The author’s central argument is that there is a connecting thread between the colonial state as exposed by the Second World War and woven into the post-colonial state, including President Museveni’s rule. 
He shows how the colonial state influenced Uganda and how Ugandans influenced the colonial state in ways that oppose historical discontinuity as argued by those who think pre and post-colonial Uganda are mutually exclusive. 

The author further draws parallels between the similarities of the colonial regime of the 1950s and the Museveni government in a way that crystallises our understanding of the latter. In this vein, the author lays bare so many fictions about colonial rule—fictions that we regard as truisms in the historiography of Uganda.  For instance, the colonial state has often been said to exercise “absolute power.” However, the author argues, such absolutism was impossible given the inadequacies of colonial rule.  These inadequacies reveal that the British presence on the ground was too thin to be characterised as “absolute.” 

“In 1955, the population of Lango District was 340,000. In his annual report, the district commissioner pointed out that for most of the year his administrative staff numbered just three men (including himself),” Thompson writes.  This, he adds, demonstrates that insufficient manpower could not have sustained an absolutist regime. 

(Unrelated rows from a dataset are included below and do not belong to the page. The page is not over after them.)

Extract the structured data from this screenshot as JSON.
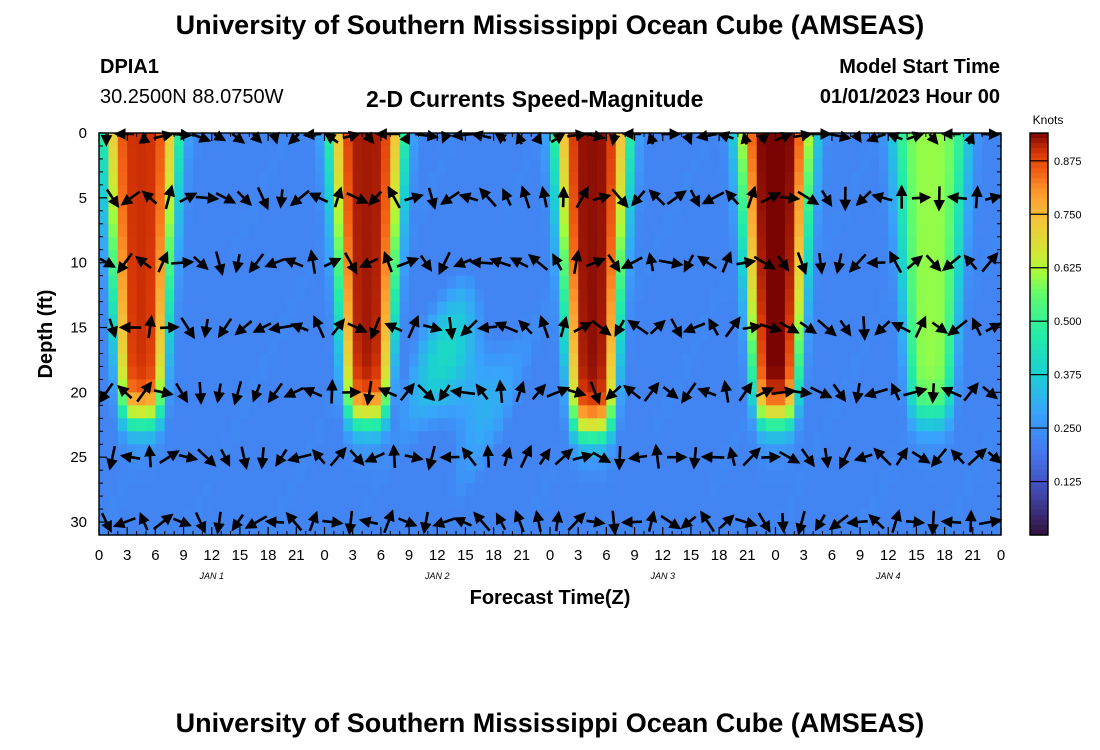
{
  "header": {
    "title": "University of Southern Mississippi Ocean Cube (AMSEAS)",
    "station": "DPIA1",
    "coords": "30.2500N  88.0750W",
    "plot_title": "2-D Currents Speed-Magnitude",
    "model_label": "Model Start Time",
    "model_time": "01/01/2023 Hour 00"
  },
  "footer": {
    "title": "University of Southern Mississippi Ocean Cube (AMSEAS)"
  },
  "chart_data": {
    "type": "heatmap",
    "title": "2-D Currents Speed-Magnitude",
    "xlabel": "Forecast Time(Z)",
    "ylabel": "Depth (ft)",
    "x_ticks": [
      "0",
      "3",
      "6",
      "9",
      "12",
      "15",
      "18",
      "21",
      "0",
      "3",
      "6",
      "9",
      "12",
      "15",
      "18",
      "21",
      "0",
      "3",
      "6",
      "9",
      "12",
      "15",
      "18",
      "21",
      "0",
      "3",
      "6",
      "9",
      "12",
      "15",
      "18",
      "21",
      "0"
    ],
    "x_range_hours": [
      0,
      96
    ],
    "day_labels": [
      {
        "label": "JAN 1",
        "hour": 12
      },
      {
        "label": "JAN 2",
        "hour": 36
      },
      {
        "label": "JAN 3",
        "hour": 60
      },
      {
        "label": "JAN 4",
        "hour": 84
      }
    ],
    "y_ticks": [
      "0",
      "5",
      "10",
      "15",
      "20",
      "25",
      "30"
    ],
    "y_range_ft": [
      0,
      31
    ],
    "colorbar": {
      "unit": "Knots",
      "ticks": [
        "0.875",
        "0.750",
        "0.625",
        "0.500",
        "0.375",
        "0.250",
        "0.125"
      ],
      "range": [
        0,
        0.94
      ]
    },
    "speed_lobes_knots": [
      {
        "center_hour": 4.5,
        "max_depth_ft": 22,
        "peak": 0.9
      },
      {
        "center_hour": 28.5,
        "max_depth_ft": 22,
        "peak": 0.92
      },
      {
        "center_hour": 52.5,
        "max_depth_ft": 23,
        "peak": 0.93
      },
      {
        "center_hour": 72,
        "max_depth_ft": 22,
        "peak": 0.95
      },
      {
        "center_hour": 88.5,
        "max_depth_ft": 22,
        "peak": 0.6
      }
    ],
    "vector_grid": {
      "hour_step": 2,
      "depth_levels_ft": [
        0,
        5,
        10,
        15,
        20,
        25,
        30
      ]
    }
  }
}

Then, on the “myth” of exploitation of Uganda by the colonial state, Thompson shows how the colonial state had to “pay its way” by becoming economically viable. And so the British introduced cash crops such as cotton and coffee, which racked up the biggest export earnings for Uganda under colonialism.  The cash-crop producing farmers would be taxed in order to provide revenue for the colonial state, but they would also have increased household incomes, thanks to increased production, to buy imported manufactured goods. Gardner says this symbiotic relationship benefited both the farmer and the colonial state. 

As far as mineral exploitation goes, “Uganda’s exports in the Blue Book for 1944 are illuminating. Only two minerals make the table: [£]68,000 worth of tin ore was exported, and [£]20,000 of gold bullion. This was less than two percent of total exports in value; by contrast, cotton and coffee together accounted for 80 percent,” he writes. He also shows that workers in mines who received inadequate war-time wages simply left the mines, so where was the exploitation? 

On the subject of the British Policy of Divide and Rule, Thompson again shows the other side of the coin as the colonial power is described as an arbiter of conflicting interest groups in Uganda.  The colonial machine, in order to run efficiently, required harmony and so promoted accommodation between said conflicting interests. 

As far as religious differences go, it is clear, the author argues, that these germinated before the establishment of colonial rule.  Again, it is widely [and mistakenly] believed that tribes from the south of Uganda, especially Baganda, were kept out of the army by the British. Yet, as records show, there were almost 12,000 Baganda in military service in 1943, during the Second World War. This was three times the number of Acholi in the army at the time. 

Even before that, in 1939, the British Colonial Authorities sought to recruit Ugandans for a Uganda territorial battalion. After advertisements were made, 800 applicants for 100 places were received, 60 out of the selected 100 were Baganda. 

Even after independence, the number of Baganda in the officer corps was illustrative of a different story to the one we have been force-fed in order to nurture the British-preferred-northerners-in-the-army narrative. 
Yes, there were 16 Baganda officers in the Ugandan army in 1966 compared with the 26 Acholi and 23 Langi officers.